Après avoir tourné dix ans avec son spectacle Alex Vizorek est une oeuvre d’art, où le Belge taquin moquait avec gourmandise et érudition diverses formes d’art, il se met au service de Prokofiev pour conter sur scène Pierre et le loup. Entre autres activités stylées.

L’Express : Faut-il que vous vouliez changer de style pour devenir conteur !

Non, je trouve génial qu’on ait pensé à moi pour conter Pierre et le loup. Je commence par faire deux ou trois blagues sur la musique, mais très vite, je m’efface au profit de Prokofiev et je colle à son texte sans rien trafiquer. Quand on est humoriste, on ne nous relie pas à la grande culture. Pourtant, on pourrait nous aussi être les vecteurs de grandes oeuvres. En juillet 2018, le festival de la correspondance de Grignan m’a demandé de lire des lettres de Baudelaire à sa mère -il est tellement insultant avec les Belges qu’il n’y avait qu’un Belge justement pour les lire ! J’étais ravi.

A partir de quand et pourquoi les Belges sont-ils devenus stylés ?

Je le situe au milieu des années 1990, avec l’arrivée chez vous de Benoît Poelvoorde et Philippe Geluck qui ont donné une image du Belge plus décalée qu’idiote, plus fine que lourde. C’est à ce moment-là qu’il est devenu hype d’avoir un ami belge. J’ai même eu une amoureuse qui m’a avoué qu’à une autre époque, elle n’aurait pas assumé de sortir avec un Belge, alors que là, elle en éprouvait une certaine fierté.

Lors de votre one-man-show, vous incitiez les spectateurs à s’interroger. Et vous, quel style de questions vous posez-vous ?

Je me demande parfois si on est une espèce très intelligente, si l’être humain est un genre d’aboutissement. Quand on engendre un SDF par exemple, je me dis qu’aucun animal ne fait cela. De la même manière qu’aucun autre être vivant ne fait disparaître des espèces entières.

Êtes-vous d’accord avec André Malraux qui disait que l’art est ce par quoi les formes deviennent style ?

C’est plutôt bien dit. Il existe plein de définitions de l’art. Je suis d’accord avec Joseph Beuys [artiste contemporain allemand, NDLR] quand il dit que l’art est ce que l’artiste décide. Ça renvoie à Marcel Duchamp qui accrochait un porte-manteau et décrétait que c’était une oeuvre d’art. Le coup de la banane de Maurizio Catellan [le fruit scotché à un mur a été vendu 120 000 dollars à la foire d’art contemporain de Miami, NDLR], ça me va. L’art, c’est la supériorité de l’humain.
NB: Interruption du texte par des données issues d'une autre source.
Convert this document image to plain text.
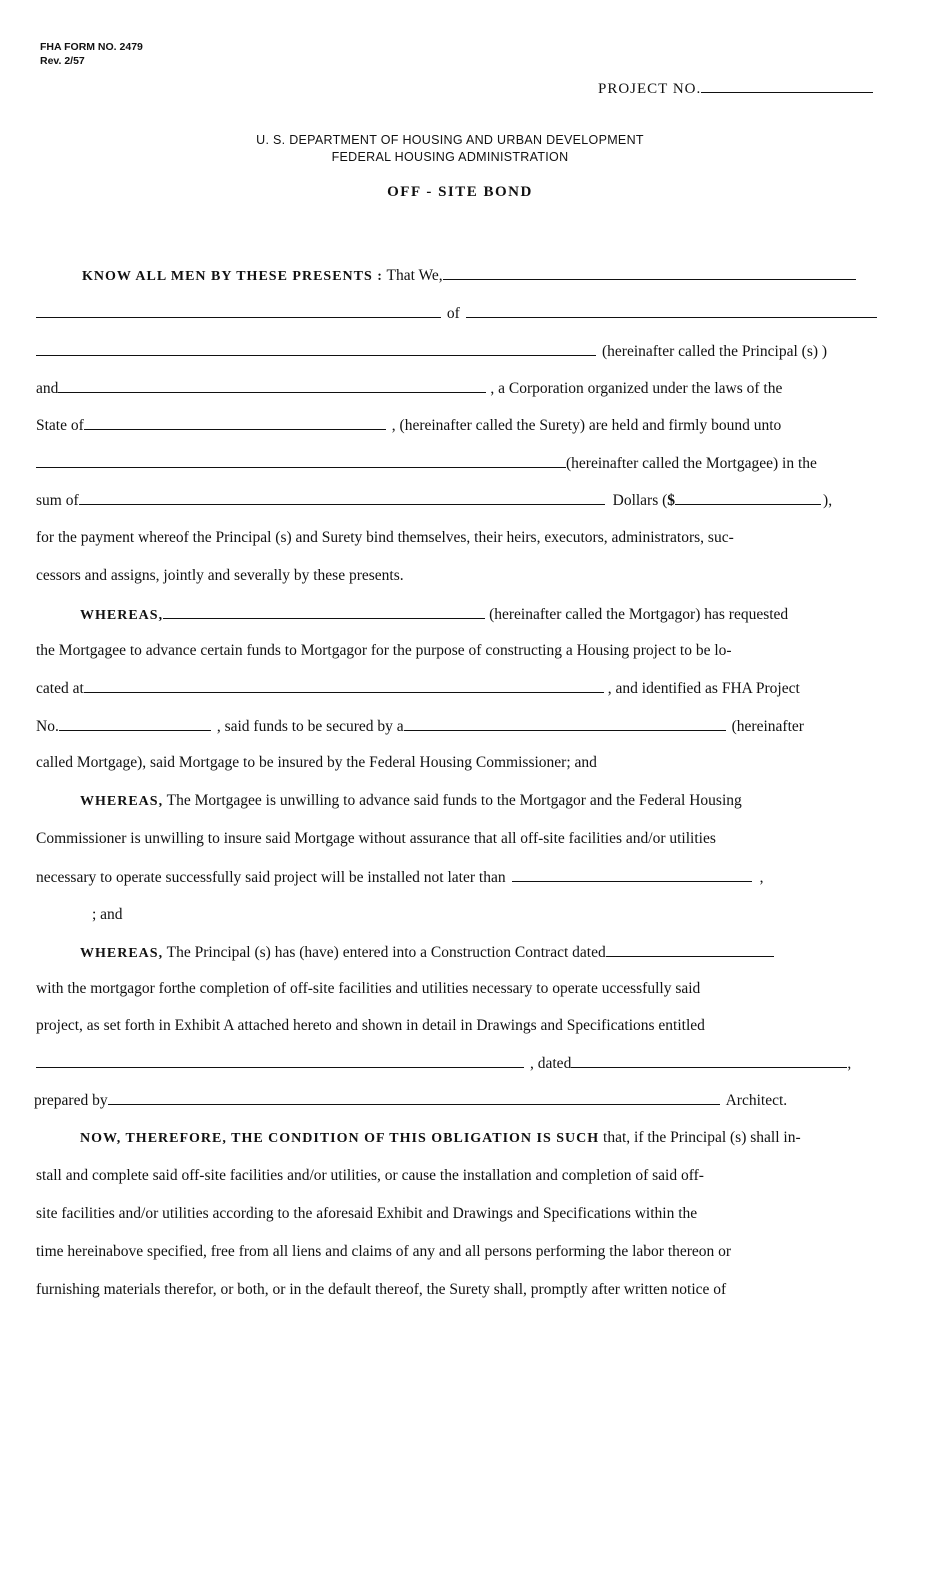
FHA FORM NO. 2479
Rev. 2/57
PROJECT NO.
U. S. DEPARTMENT OF HOUSING AND URBAN DEVELOPMENT
FEDERAL HOUSING ADMINISTRATION
OFF - SITE BOND
KNOW ALL MEN BY THESE PRESENTS : That We,
of
(hereinafter called the Principal (s) )
and	, a Corporation organized under the laws of the
State of	, (hereinafter called the Surety) are held and firmly bound unto
(hereinafter called the Mortgagee) in the
sum of	Dollars ($	),
for the payment whereof the Principal (s) and Surety bind themselves, their heirs, executors, administrators, suc-
cessors and assigns, jointly and severally by these presents.
WHEREAS,	(hereinafter called the Mortgagor) has requested
the Mortgagee to advance certain funds to Mortgagor for the purpose of constructing a Housing project to be lo-
cated at	, and identified as FHA Project
No.	, said funds to be secured by a	(hereinafter
called Mortgage), said Mortgage to be insured by the Federal Housing Commissioner; and
WHEREAS, The Mortgagee is unwilling to advance said funds to the Mortgagor and the Federal Housing
Commissioner is unwilling to insure said Mortgage without assurance that all off-site facilities and/or utilities
necessary to operate successfully said project will be installed not later than	,
; and
WHEREAS, The Principal (s) has (have) entered into a Construction Contract dated
with the mortgagor forthe completion of off-site facilities and utilities necessary to operate uccessfully said
project, as set forth in Exhibit A attached hereto and shown in detail in Drawings and Specifications entitled
, dated	,
prepared by	Architect.
NOW, THEREFORE, THE CONDITION OF THIS OBLIGATION IS SUCH that, if the Principal (s) shall in-
stall and complete said off-site facilities and/or utilities, or cause the installation and completion of said off-
site facilities and/or utilities according to the aforesaid Exhibit and Drawings and Specifications within the
time hereinabove specified, free from all liens and claims of any and all persons performing the labor thereon or
furnishing materials therefor, or both, or in the default thereof, the Surety shall, promptly after written notice of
Il fait vivre un artiste -à condition que les fonds ne proviennent pas de l’argent public. Malraux tend à ce que l’art soit esthétique. Personnellement, je ne trouve pas cela obligatoire.

Vous produisez La convivialité qui remet en cause notre orthographe. C’est quel style de spectacle ?

Bien que nul en orthographe, j’étais assez conservateur. Quand j’ai découvert ce show interactif, j’ai été victime du syndrome de Stockholm ! Après tout, l’orthographe a-t-elle toujours raison ? Il n’y a aucune science qui n’a pas évolué, alors pourquoi pas l’orthographe ? Pourquoi, par exemple, écrire nénuphar ainsi et pas avec un f ? Parce qu’un vieil académicien en a décidé ainsi ? La Convivialité répond à ce genre de question. Avec humour et arguments.

Si vous étiez une oeuvre d’art, à quel style appartiendriez-vous ?

Surréaliste, car le mot est beau déjà. Et les Belges ont une bonne gestion de ce courant. On cite souvent Magritte, mais il y en a eu beaucoup d’autres. Esthétiquement, je suis plus impressionniste -je suis allé voir une bonne dizaine de fois au musée Monet de Marmottant. On peut donc me considérer comme un impressionniste surréaliste.

Théâtre Pierre et le loup, du 26 au 28 décembre, Folies Bergères (Paris IX).

La Convivialité d’Arnaud Hoedt et Jérôme Piron, chaque dimanche à 16h et lundi à 20h, théâtre Tristan Bernard (Paris VIII).

Radio Par Jupiter !, du lundi au vendredi à 17h, sur France Inter.